Prussian blue analogues (PBAs) are a diverse family of microporous inorganic solids, famous for their gas storage,(1) metal-ion immobilization,(2) proton conduction,(3) and stimuli-dependent magnetic,(4,5) electronic,(6) and optical(7) properties. The family includes the double-metal cyanide (DMC) catalysts(8,9) and the hexacyanoferrate/hexacyanomanganate (HCF/HCM) battery materials.(10,11) Central to the various physical properties of PBAs is the ability to transport mass reversibly, a process enabled by structural vacancies. Normally presumed random,(12,13) vacancy arrangements are crucial because they control micropore network characteristics, and hence diffusivity and adsorption profiles.(14,15) The long-standing obstacle to characterising PBA vacancy networks is the inaccessibility of single crystals.(16) Here we report the growth of single crystals of a range of PBAs.
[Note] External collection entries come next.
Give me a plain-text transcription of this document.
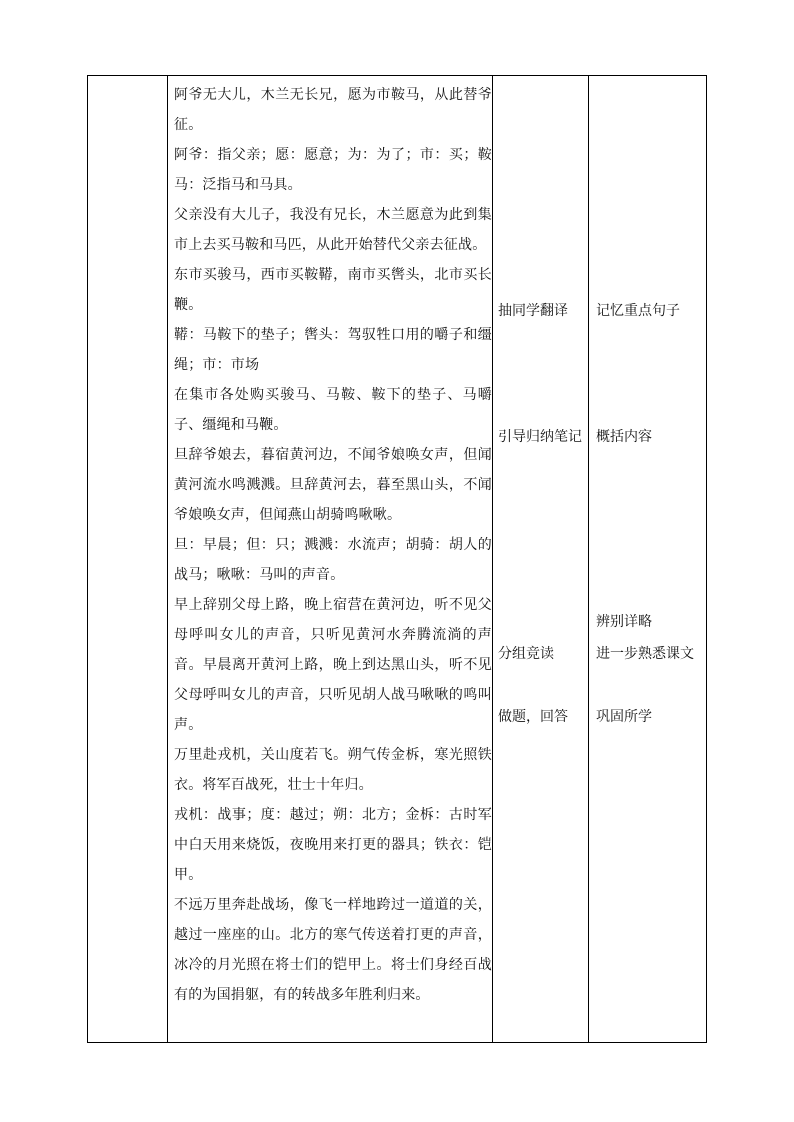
阿爷无大儿，木兰无长兄，愿为市鞍马，从此替爷征。

阿爷：指父亲；愿：愿意；为：为了；市：买；鞍马：泛指马和马具。

父亲没有大儿子，我没有兄长，木兰愿意为此到集市上去买马鞍和马匹，从此开始替代父亲去征战。

东市买骏马，西市买鞍鞯，南市买辔头，北市买长鞭。

鞯：马鞍下的垫子；辔头：驾驭牲口用的嚼子和缰绳；市：市场

在集市各处购买骏马、马鞍、鞍下的垫子、马嚼子、缰绳和马鞭。

旦辞爷娘去，暮宿黄河边，不闻爷娘唤女声，但闻黄河流水鸣溅溅。旦辞黄河去，暮至黑山头，不闻爷娘唤女声，但闻燕山胡骑鸣啾啾。

旦：早晨；但：只；溅溅：水流声；胡骑：胡人的战马；啾啾：马叫的声音。

早上辞别父母上路，晚上宿营在黄河边，听不见父母呼叫女儿的声音，只听见黄河水奔腾流淌的声音。早晨离开黄河上路，晚上到达黑山头，听不见父母呼叫女儿的声音，只听见胡人战马啾啾的鸣叫声。

万里赴戎机，关山度若飞。朔气传金柝，寒光照铁衣。将军百战死，壮士十年归。

戎机：战事；度：越过；朔：北方；金柝：古时军中白天用来烧饭，夜晚用来打更的器具；铁衣：铠甲。

不远万里奔赴战场，像飞一样地跨过一道道的关，越过一座座的山。北方的寒气传送着打更的声音，冰冷的月光照在将士们的铠甲上。将士们身经百战有的为国捐躯，有的转战多年胜利归来。

抽同学翻译
引导归纳笔记
分组竞读
做题，回答
记忆重点句子
概括内容
辨别详略
进一步熟悉课文
巩固所学
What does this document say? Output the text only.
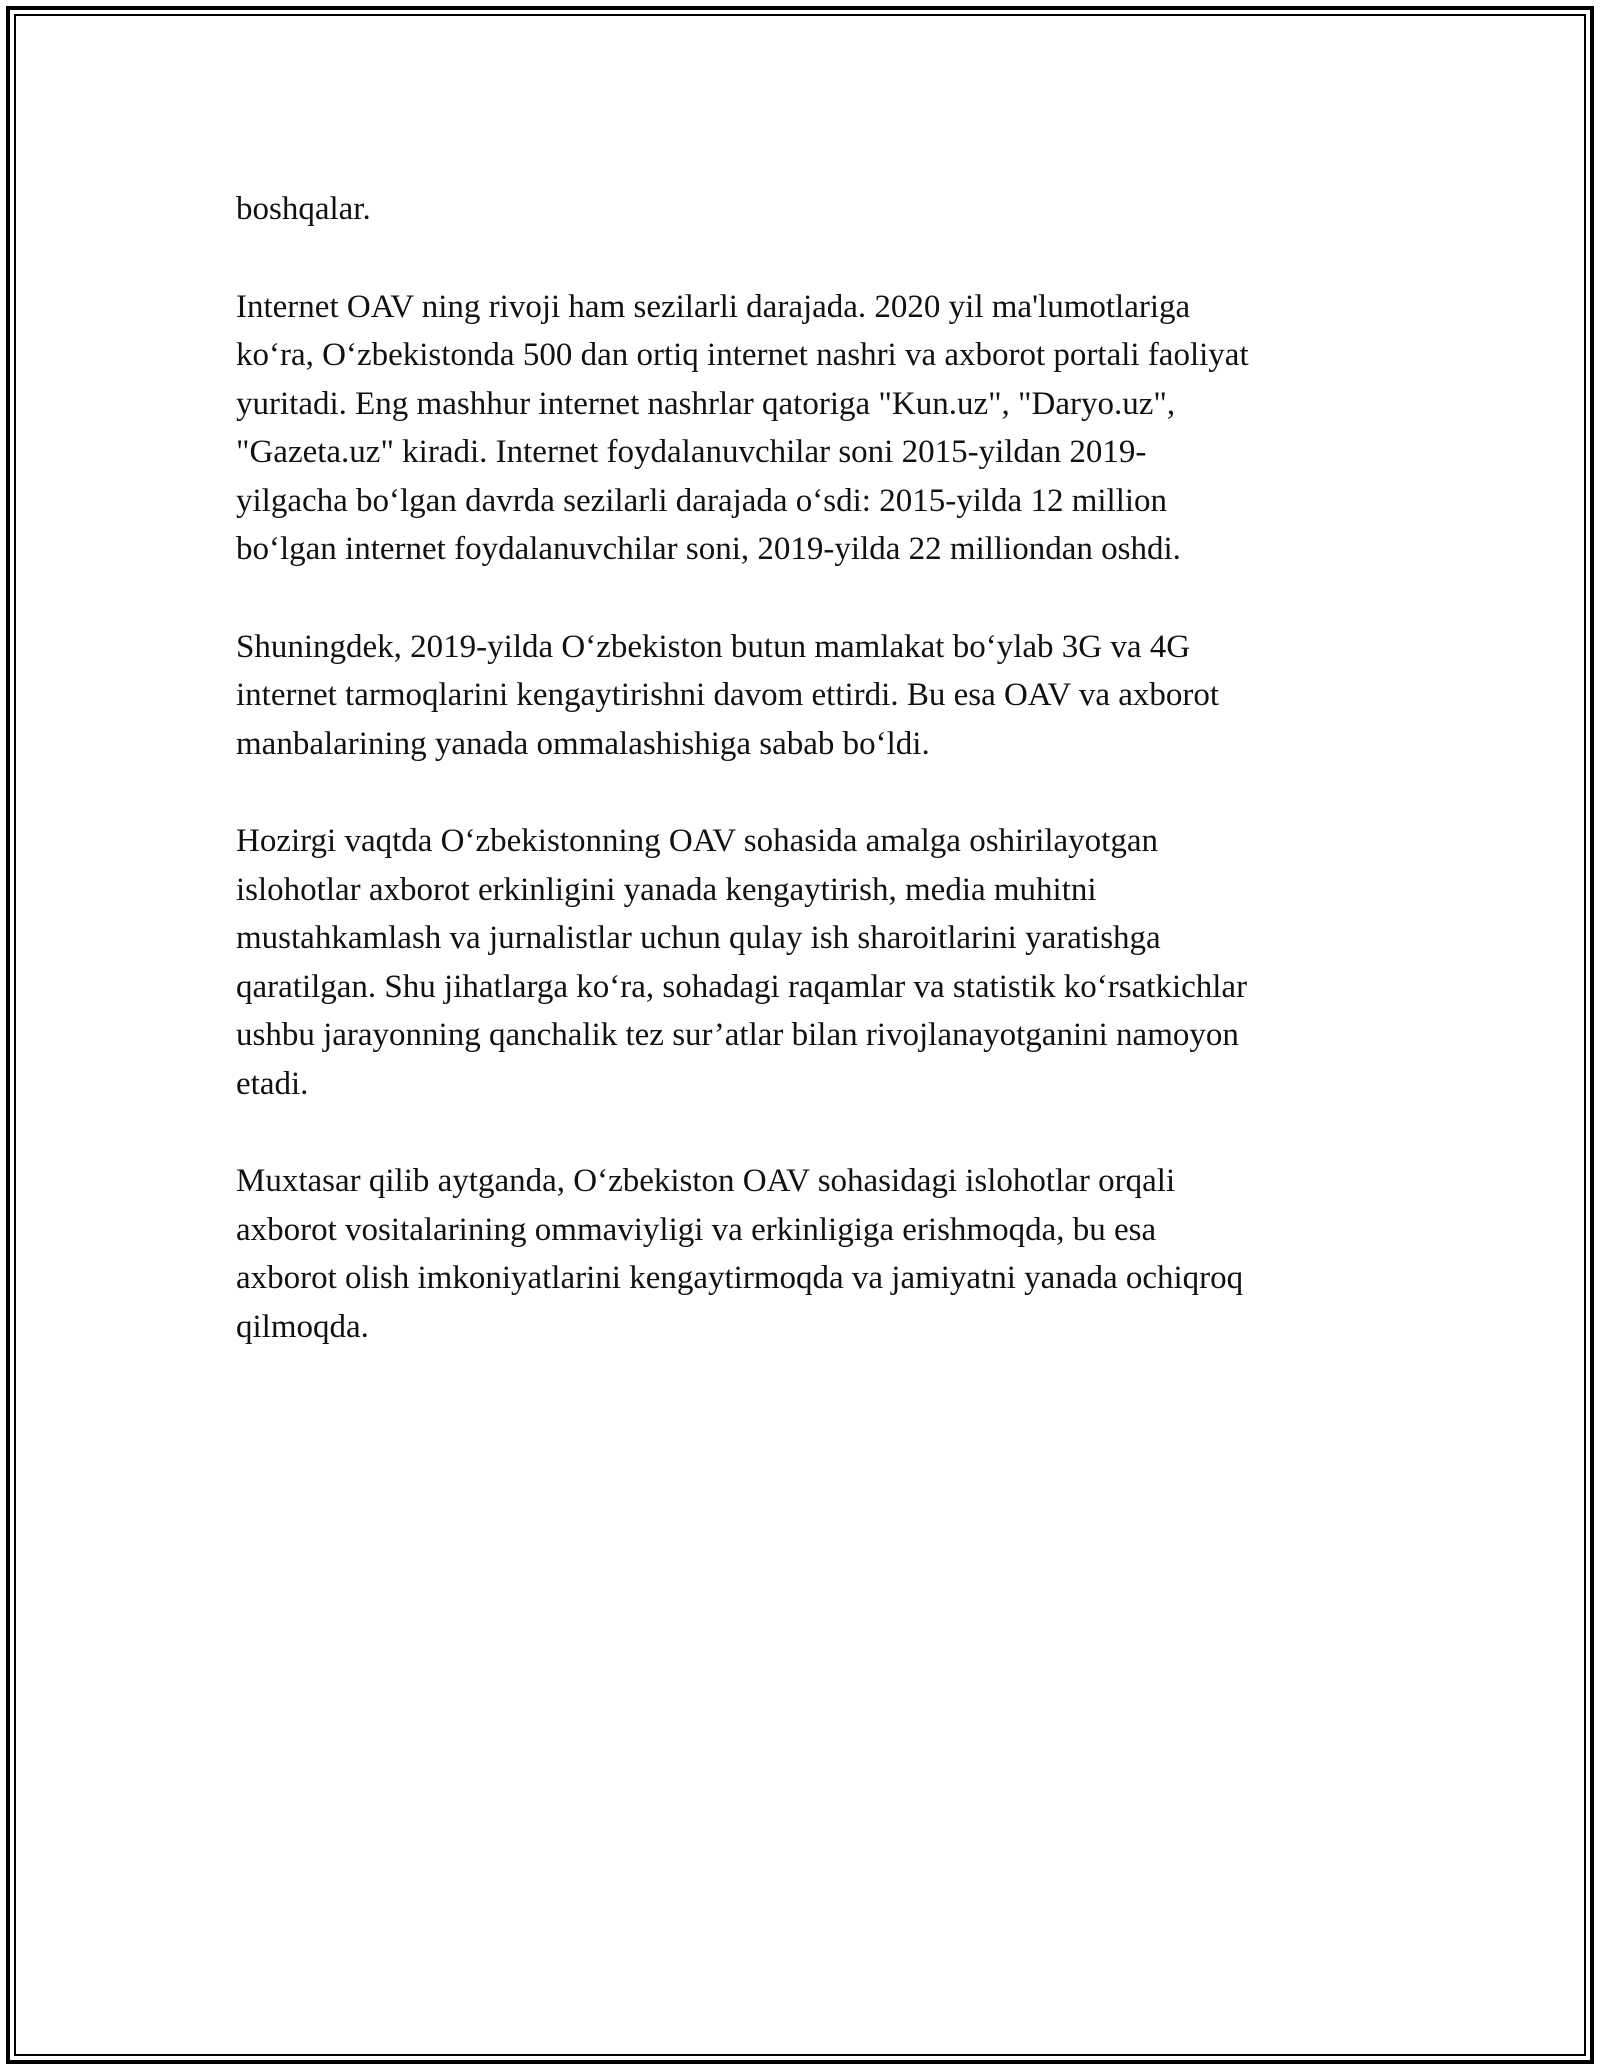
boshqalar.

Internet OAV ning rivoji ham sezilarli darajada. 2020 yil ma'lumotlariga
ko‘ra, O‘zbekistonda 500 dan ortiq internet nashri va axborot portali faoliyat
yuritadi. Eng mashhur internet nashrlar qatoriga "Kun.uz", "Daryo.uz",
"Gazeta.uz" kiradi. Internet foydalanuvchilar soni 2015-yildan 2019-
yilgacha bo‘lgan davrda sezilarli darajada o‘sdi: 2015-yilda 12 million
bo‘lgan internet foydalanuvchilar soni, 2019-yilda 22 milliondan oshdi.

Shuningdek, 2019-yilda O‘zbekiston butun mamlakat bo‘ylab 3G va 4G
internet tarmoqlarini kengaytirishni davom ettirdi. Bu esa OAV va axborot
manbalarining yanada ommalashishiga sabab bo‘ldi.

Hozirgi vaqtda O‘zbekistonning OAV sohasida amalga oshirilayotgan
islohotlar axborot erkinligini yanada kengaytirish, media muhitni
mustahkamlash va jurnalistlar uchun qulay ish sharoitlarini yaratishga
qaratilgan. Shu jihatlarga ko‘ra, sohadagi raqamlar va statistik ko‘rsatkichlar
ushbu jarayonning qanchalik tez sur’atlar bilan rivojlanayotganini namoyon
etadi.

Muxtasar qilib aytganda, O‘zbekiston OAV sohasidagi islohotlar orqali
axborot vositalarining ommaviyligi va erkinligiga erishmoqda, bu esa
axborot olish imkoniyatlarini kengaytirmoqda va jamiyatni yanada ochiqroq
qilmoqda.
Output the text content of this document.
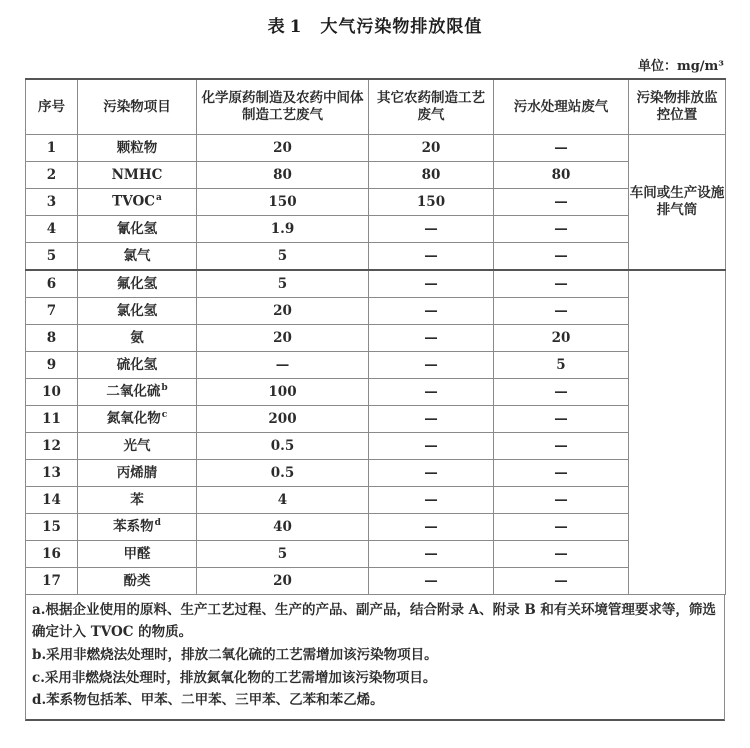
表 1 大气污染物排放限值
单位：mg/m³
序号	污染物项目	化学原药制造及农药中间体制造工艺废气	其它农药制造工艺废气	污水处理站废气	污染物排放监控位置
1	颗粒物	20	20	—	车间或生产设施排气筒
2	NMHC	80	80	80	
3	TVOC$^a$	150	150	—	
4	氰化氢	1.9	—	—	
5	氯气	5	—	—	
6	氟化氢	5	—	—	
7	氯化氢	20	—	—	
8	氨	20	—	20	
9	硫化氢	—	—	5	
10	二氧化硫$^b$	100	—	—	
11	氮氧化物$^c$	200	—	—	
12	光气	0.5	—	—	
13	丙烯腈	0.5	—	—	
14	苯	4	—	—	
15	苯系物$^d$	40	—	—	
16	甲醛	5	—	—	
17	酚类	20	—	—	

a.根据企业使用的原料、生产工艺过程、生产的产品、副产品，结合附录 A、附录 B 和有关环境管理要求等，筛选确定计入 TVOC 的物质。

b.采用非燃烧法处理时，排放二氧化硫的工艺需增加该污染物项目。

c.采用非燃烧法处理时，排放氮氧化物的工艺需增加该污染物项目。

d.苯系物包括苯、甲苯、二甲苯、三甲苯、乙苯和苯乙烯。
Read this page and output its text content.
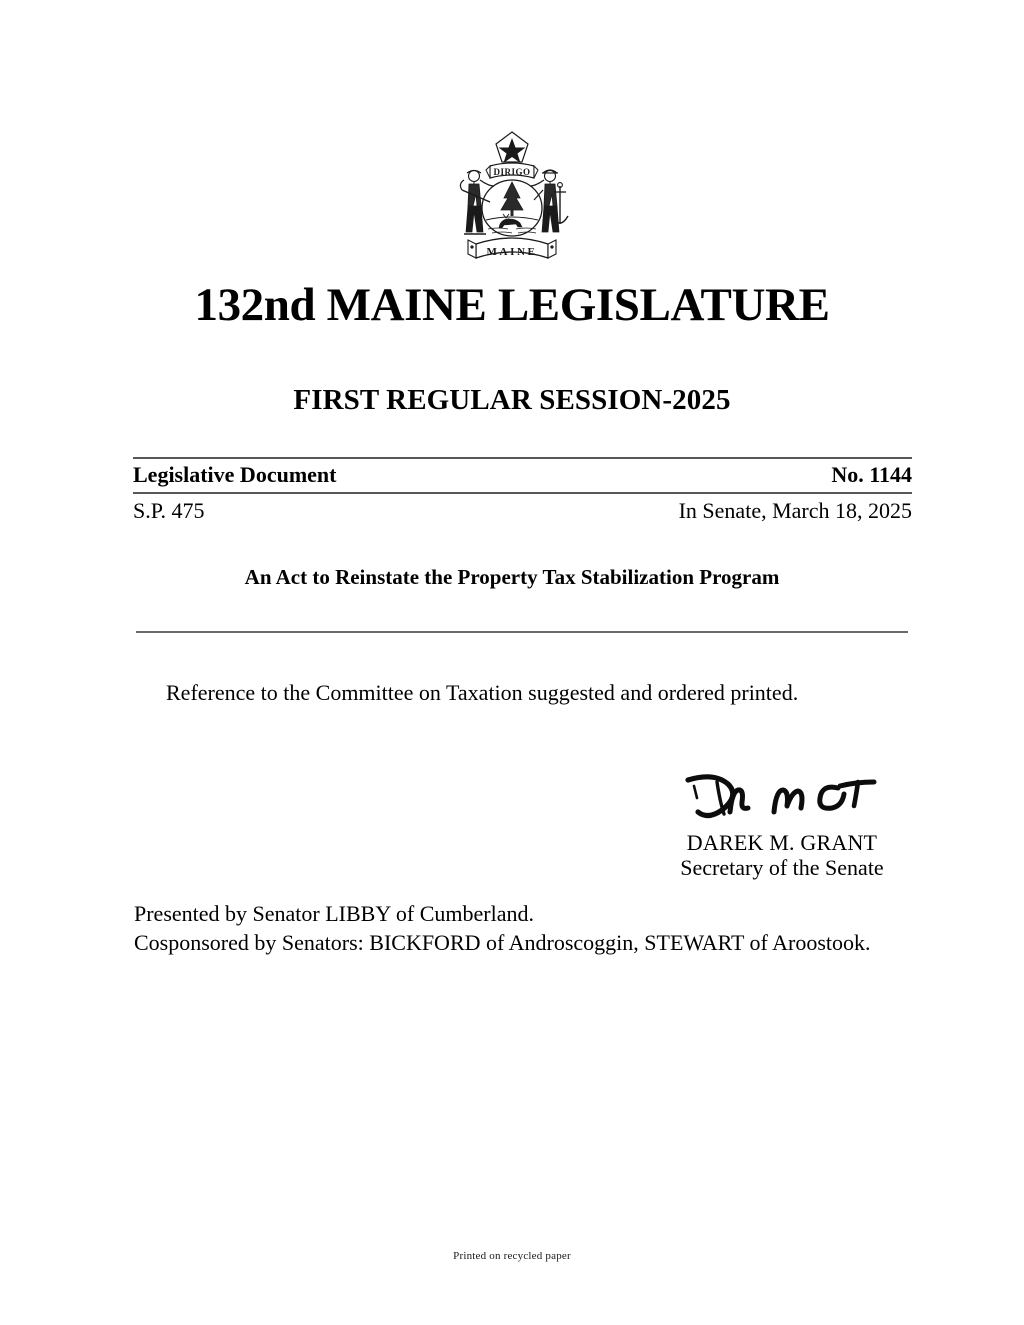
DIRIGO
MAINE
132nd MAINE LEGISLATURE
FIRST REGULAR SESSION-2025
Legislative Document	No. 1144
S.P. 475	In Senate, March 18, 2025
An Act to Reinstate the Property Tax Stabilization Program
Reference to the Committee on Taxation suggested and ordered printed.
DAREK M. GRANT
Secretary of the Senate
Presented by Senator LIBBY of Cumberland.
Cosponsored by Senators: BICKFORD of Androscoggin, STEWART of Aroostook.
Printed on recycled paper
By measuring and interpreting their X-ray diffuse scattering patterns, we identify a striking diversity of non-random vacancy arrangements that is hidden from conventional crystallographic analysis of powders. Moreover, we rationalise this unexpected phase complexity in terms of a simple microscopic model based on local rules of electroneutrality and centrosymmetry. The hidden phase boundaries that emerge demarcate vacancy-network polymorphs with profoundly different micropore characteristics. Our results establish a foundation for correlated defect engineering in PBAs as a means of controlling storage capacity, anisotropy, and transport efficiency.